I'm having trouble constructing the Hausdorff completion of a uniform space $(X,U)$ using pseudometrics. I know that every uniformity on a space $X$ is made by pseudometrics. Here is my idea:
Let $(X,U)$ be a uniformity generated by pseudometrics $(d_i: X \rightarrow\mathbb{R}_{\geq 0})_{i \in I}$. Define 'Generalized' Cauchy Sequences (GCS) as followed: $(x_n)_{n \in \mathbb{N}}$ is a GCS iff $$\forall \varepsilon > 0 \forall K \subset I \text{ finite }\forall i \in K \exists n_0 \forall p,q \geq n_0 : d_i(x_p,x_q)<\varepsilon$$ Let $\mathcal{C}$ be the set of all GCS and define a equivalence relation as followed: $$ (x_n)_{n \in \mathbb{N}}R(y_n)_{n \in \mathbb{N}} \Leftrightarrow \forall \varepsilon > 0 \forall K \subset I \text{ finite }\forall i \in K \exists n_0 \forall n \geq n_0 : d_i(x_n,y_q)<\varepsilon$$
Let $X'$ be the set $\mathcal{C}/R$. Define pseudometrics $d'_i((x_n)_{n \in \mathbb{N}},(y_n)_{n \in \mathbb{N}})$ as $\lim_{n \rightarrow \infty} d_i(x_n,y_n)$. Let $k: X \rightarrow X'$ be the canonical function.
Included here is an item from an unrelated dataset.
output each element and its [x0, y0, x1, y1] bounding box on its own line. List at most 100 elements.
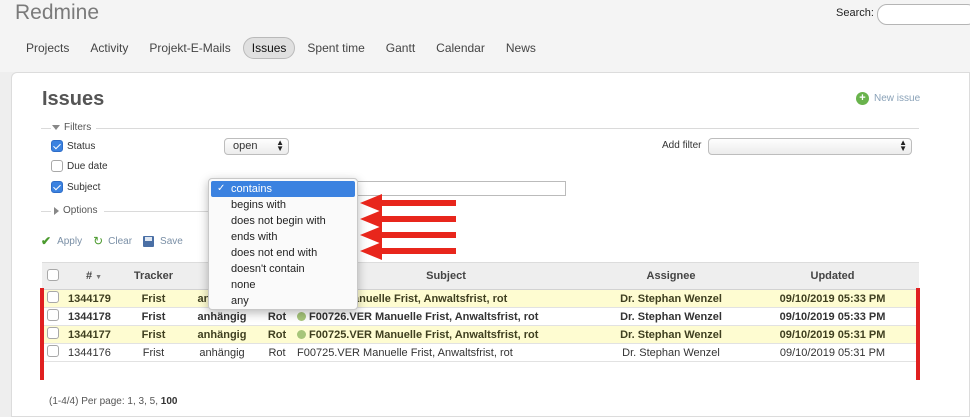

Now, I can prove that $X'$ is Hausdorff (thanks to the equivalence relation), $k(X)$ is dense is $X'$ (every point in $X'$ is the limit of images of points in $X$), but I'm having trouble proving that $X'$ is complete.
Basically, I have 2 questions: is what I'm doing correct (and if so, how do I proceed) or else, what am I doing wrong here (and how to correct it).
As always, any help would be appreciated.